I feel there is every chance that early access to some of the unfunded drugs in the pipeline will prove the difference between premature deaths and otherwise long, highly productive lives. I love my life and my family, and I hope to live to benefit personally from an emerging treatment. But if my good fortune is to end, I would dearly like to believe those following me have the opportunity to live on,” says Kerslake.

Molecular breakthrough for AML Patients

Earlier this year, the gene panel developed by the Leukaemia & Blood Cancer New Zealand Research Unit (LBCRU) for testing acute myeloid leukaemia (AML) patient samples became available to cancer clinicians in Auckland. Now all adult patients with newly diagnosed and relapsed AML have samples collected for DNA preparation and analysis using this 70-gene myeloid panel.

HK, a man aged 57, was diagnosed with AML in August 2015. Molecular studies showed that his leukaemia cells had two abnormal genes: the NPM1 mutation and the FLT3 ITD mutation. The second carries a high risk of relapse so, in addition to chemotherapy, this is usually addressed with a bone marrow transplant.

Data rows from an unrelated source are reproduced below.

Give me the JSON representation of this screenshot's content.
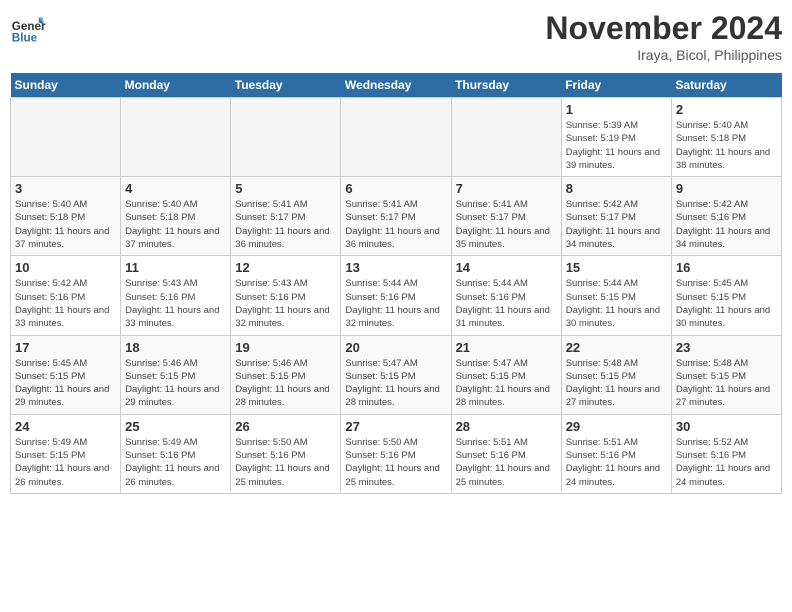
{
  "header": {
    "logo_line1": "General",
    "logo_line2": "Blue",
    "month": "November 2024",
    "location": "Iraya, Bicol, Philippines"
  },
  "days_of_week": [
    "Sunday",
    "Monday",
    "Tuesday",
    "Wednesday",
    "Thursday",
    "Friday",
    "Saturday"
  ],
  "weeks": [
    [
      {
        "day": "",
        "empty": true
      },
      {
        "day": "",
        "empty": true
      },
      {
        "day": "",
        "empty": true
      },
      {
        "day": "",
        "empty": true
      },
      {
        "day": "",
        "empty": true
      },
      {
        "day": "1",
        "sunrise": "Sunrise: 5:39 AM",
        "sunset": "Sunset: 5:19 PM",
        "daylight": "Daylight: 11 hours and 39 minutes."
      },
      {
        "day": "2",
        "sunrise": "Sunrise: 5:40 AM",
        "sunset": "Sunset: 5:18 PM",
        "daylight": "Daylight: 11 hours and 38 minutes."
      }
    ],
    [
      {
        "day": "3",
        "sunrise": "Sunrise: 5:40 AM",
        "sunset": "Sunset: 5:18 PM",
        "daylight": "Daylight: 11 hours and 37 minutes."
      },
      {
        "day": "4",
        "sunrise": "Sunrise: 5:40 AM",
        "sunset": "Sunset: 5:18 PM",
        "daylight": "Daylight: 11 hours and 37 minutes."
      },
      {
        "day": "5",
        "sunrise": "Sunrise: 5:41 AM",
        "sunset": "Sunset: 5:17 PM",
        "daylight": "Daylight: 11 hours and 36 minutes."
      },
      {
        "day": "6",
        "sunrise": "Sunrise: 5:41 AM",
        "sunset": "Sunset: 5:17 PM",
        "daylight": "Daylight: 11 hours and 36 minutes."
      },
      {
        "day": "7",
        "sunrise": "Sunrise: 5:41 AM",
        "sunset": "Sunset: 5:17 PM",
        "daylight": "Daylight: 11 hours and 35 minutes."
      },
      {
        "day": "8",
        "sunrise": "Sunrise: 5:42 AM",
        "sunset": "Sunset: 5:17 PM",
        "daylight": "Daylight: 11 hours and 34 minutes."
      },
      {
        "day": "9",
        "sunrise": "Sunrise: 5:42 AM",
        "sunset": "Sunset: 5:16 PM",
        "daylight": "Daylight: 11 hours and 34 minutes."
      }
    ],
    [
      {
        "day": "10",
        "sunrise": "Sunrise: 5:42 AM",
        "sunset": "Sunset: 5:16 PM",
        "daylight": "Daylight: 11 hours and 33 minutes."
      },
      {
        "day": "11",
        "sunrise": "Sunrise: 5:43 AM",
        "sunset": "Sunset: 5:16 PM",
        "daylight": "Daylight: 11 hours and 33 minutes."
      },
      {
        "day": "12",
        "sunrise": "Sunrise: 5:43 AM",
        "sunset": "Sunset: 5:16 PM",
        "daylight": "Daylight: 11 hours and 32 minutes."
      },
      {
        "day": "13",
        "sunrise": "Sunrise: 5:44 AM",
        "sunset": "Sunset: 5:16 PM",
        "daylight": "Daylight: 11 hours and 32 minutes."
      },
      {
        "day": "14",
        "sunrise": "Sunrise: 5:44 AM",
        "sunset": "Sunset: 5:16 PM",
        "daylight": "Daylight: 11 hours and 31 minutes."
      },
      {
        "day": "15",
        "sunrise": "Sunrise: 5:44 AM",
        "sunset": "Sunset: 5:15 PM",
        "daylight": "Daylight: 11 hours and 30 minutes."
      },
      {
        "day": "16",
        "sunrise": "Sunrise: 5:45 AM",
        "sunset": "Sunset: 5:15 PM",
        "daylight": "Daylight: 11 hours and 30 minutes."
      }
    ],
    [
      {
        "day": "17",
        "sunrise": "Sunrise: 5:45 AM",
        "sunset": "Sunset: 5:15 PM",
        "daylight": "Daylight: 11 hours and 29 minutes."
      },
      {
        "day": "18",
        "sunrise": "Sunrise: 5:46 AM",
        "sunset": "Sunset: 5:15 PM",
        "daylight": "Daylight: 11 hours and 29 minutes."
      },
      {
        "day": "19",
        "sunrise": "Sunrise: 5:46 AM",
        "sunset": "Sunset: 5:15 PM",
        "daylight": "Daylight: 11 hours and 28 minutes."
      },
      {
        "day": "20",
        "sunrise": "Sunrise: 5:47 AM",
        "sunset": "Sunset: 5:15 PM",
        "daylight": "Daylight: 11 hours and 28 minutes."
      },
      {
        "day": "21",
        "sunrise": "Sunrise: 5:47 AM",
        "sunset": "Sunset: 5:15 PM",
        "daylight": "Daylight: 11 hours and 28 minutes."
      },
      {
        "day": "22",
        "sunrise": "Sunrise: 5:48 AM",
        "sunset": "Sunset: 5:15 PM",
        "daylight": "Daylight: 11 hours and 27 minutes."
      },
      {
        "day": "23",
        "sunrise": "Sunrise: 5:48 AM",
        "sunset": "Sunset: 5:15 PM",
        "daylight": "Daylight: 11 hours and 27 minutes."
      }
    ],
    [
      {
        "day": "24",
        "sunrise": "Sunrise: 5:49 AM",
        "sunset": "Sunset: 5:15 PM",
        "daylight": "Daylight: 11 hours and 26 minutes."
      },
      {
        "day": "25",
        "sunrise": "Sunrise: 5:49 AM",
        "sunset": "Sunset: 5:16 PM",
        "daylight": "Daylight: 11 hours and 26 minutes."
      },
      {
        "day": "26",
        "sunrise": "Sunrise: 5:50 AM",
        "sunset": "Sunset: 5:16 PM",
        "daylight": "Daylight: 11 hours and 25 minutes."
      },
      {
        "day": "27",
        "sunrise": "Sunrise: 5:50 AM",
        "sunset": "Sunset: 5:16 PM",
        "daylight": "Daylight: 11 hours and 25 minutes."
      },
      {
        "day": "28",
        "sunrise": "Sunrise: 5:51 AM",
        "sunset": "Sunset: 5:16 PM",
        "daylight": "Daylight: 11 hours and 25 minutes."
      },
      {
        "day": "29",
        "sunrise": "Sunrise: 5:51 AM",
        "sunset": "Sunset: 5:16 PM",
        "daylight": "Daylight: 11 hours and 24 minutes."
      },
      {
        "day": "30",
        "sunrise": "Sunrise: 5:52 AM",
        "sunset": "Sunset: 5:16 PM",
        "daylight": "Daylight: 11 hours and 24 minutes."
      }
    ]
  ]
}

But transplants are risky. The LBCRU estimates that between 15 and 20 percent of patients are at risk of dying in the first year from complications. It also commits the patient, family and caregivers to four weeks in hospital and two months of follow up care. It’s usually a year before they resume a normal life.

As HK was in remission after the first of four treatments, instead of going straight to a transplant, his blood and bone marrow were re-tested at the LBCRU using a super-sensitive new test at three-monthly intervals. Using the NPM1 marker, which is seen in about 30 percent of AML cases, the team’s new molecular test can find one leukaemia cell in 100,000 normal cells.

Every test after treatment was negative. Clinicians say HK is probably cured. However, if the tests had turned positive, a transplant could have been arranged before a relapse without the need for further chemo or radiotherapy.

HK’s good news story will soon be that of many New Zealanders living with blood cancers thanks to this new molecular test for a common leukaemia.